Whittle it on down

[Steven D'Aprano]

On Thursday 05 May 2016 14:58, DFS wrote:

> Want to whittle a list like this:
[...]
> Want to keep all elements containing only upper case letters or upper
> case letters and ampersand (where ampersand is surrounded by spaces)


Start by writing a function or a regex that will distinguish strings that 
match your conditions from those that don't. A regex might be faster, but 
here's a function version.

def isupperalpha(string):
    return string.isalpha() and string.isupper()

def check(string):
    if isupperalpha(string):
        return True
    parts = string.split("&")
    if len(parts) < 2:
        return False
    # Don't strip leading spaces from the start of the string.
    parts[0] = parts[0].rstrip(" ")
    # Or trailing spaces from the end of the string.
    parts[-1] = parts[-1].lstrip(" ")
    # But strip leading and trailing spaces from the middle parts
    # (if any).
    for i in range(1, len(parts)-1):
        parts[i] = parts[i].strip(" ")
     return all(isupperalpha(part) for part in parts)


Now you have two ways of filtering this. The obvious way is to extract 
elements which meet the condition. Here are two ways:

# List comprehension.
newlist = [item for item in oldlist if check(item)]

# Filter, Python 2 version
newlist = filter(check, oldlist)

# Filter, Python 3 version
newlist = list(filter(check, oldlist))


In practice, this is the best (fastest, simplest) way. But if you fear that 
you will run out of memory dealing with absolutely humongous lists with 
hundreds of millions or billions of strings, you can remove items in place:


def remove(func, alist):
    for i in range(len(alist)-1, -1, -1):
        if not func(alist[i]):
            del alist[i]


Note the magic incantation to iterate from the end of the list towards the 
front. If you do it the other way, Bad Things happen.
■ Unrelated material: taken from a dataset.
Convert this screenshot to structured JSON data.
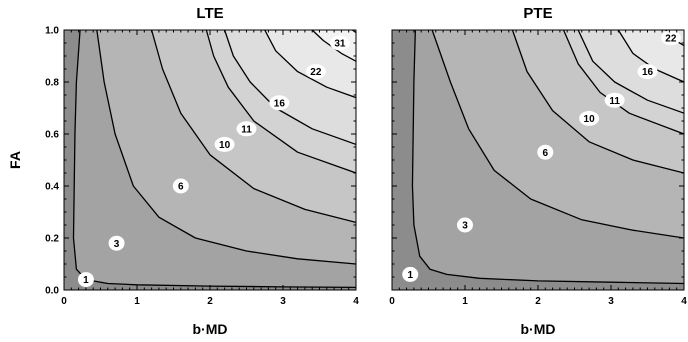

Note that this will 
use less memory than extracting the items, but it will be much slower.

You can combine the best of both words. Here is a version that uses a 
temporary list to modify the original in place:

# works in both Python 2 and 3
def remove(func, alist):
    # Modify list in place, the fast way.
    alist[:] = filter(check, alist)




-- 
Steve